KaKs Calculator: If you only care about whole protein dN/dS, many options are available with the Ka/Ks calculator - they also compute statistical significance using Fisher's exact test. I can also provide an R script that generates error bars from the output, just ask.
PAML: If you have >2 sequences per protein that you wish to get a dN/dS value from, then many options are available with PAML. This is often used in published papers, but it's not recommended if you only have a pair of sequences per protein.
Oh okay. Is there a difference in calculating Fst for tetraploids vs diploids?

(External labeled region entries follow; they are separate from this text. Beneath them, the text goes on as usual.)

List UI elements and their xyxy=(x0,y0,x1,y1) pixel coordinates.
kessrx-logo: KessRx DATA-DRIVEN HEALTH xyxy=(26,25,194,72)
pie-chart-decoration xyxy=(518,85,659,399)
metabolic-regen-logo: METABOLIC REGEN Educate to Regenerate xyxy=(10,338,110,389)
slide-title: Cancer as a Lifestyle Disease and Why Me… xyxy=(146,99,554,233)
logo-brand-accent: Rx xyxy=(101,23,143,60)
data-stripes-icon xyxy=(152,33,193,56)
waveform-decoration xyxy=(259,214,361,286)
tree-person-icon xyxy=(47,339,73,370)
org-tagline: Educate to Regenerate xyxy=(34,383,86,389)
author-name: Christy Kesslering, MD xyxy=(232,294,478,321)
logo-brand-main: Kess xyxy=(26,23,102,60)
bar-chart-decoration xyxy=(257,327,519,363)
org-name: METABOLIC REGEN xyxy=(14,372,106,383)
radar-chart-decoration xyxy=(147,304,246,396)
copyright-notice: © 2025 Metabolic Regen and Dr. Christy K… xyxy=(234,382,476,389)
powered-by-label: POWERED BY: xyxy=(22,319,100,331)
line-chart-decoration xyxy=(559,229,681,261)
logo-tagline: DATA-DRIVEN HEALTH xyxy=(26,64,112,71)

Also, what about if you calculate Fst values for genes that have multiple copies in the genome. Such genes would have an increased number of haplotypes per individual and would as a result have a greater diversity. Would it tell you anything to calculate Fst for those? It is almost certain that the value would be higher than any other gene?
So... there is a long and often-times confusing literature about Fst. The original Fst was defined only for diploid data (and two-allele systems) but other statistics have bee developed to generalise to other cases. Gst (Nei, 1973) will work for any ploidy. I don't have a good handle on how other statistics work w/ ploidy.
I would be very careful about using multi-copy genes in these sorts of studies - they'd be difficult to phase and different copies are likely to have diffeent histories to at least some degree.
Thanks a lot for your input! For Fst estimation, I used PoPoolation2. Any idea what I can use for NGS sequencing to find Gst?
Sorry - i'm no help there. The calculation itself is quite strarighforard if you can extract estimates allele frequencies for each population, I'm not sure how you'd handle any biases in estimating allele frequencies from NGS data though?
Well, if you do PCR + cloning you introduce a bias through exponential amplificantion, meaning that more frequent haplotypes will be even more over represented will less frequent haplotypes will be under represented.
With NGS, I am not sure what the bias is.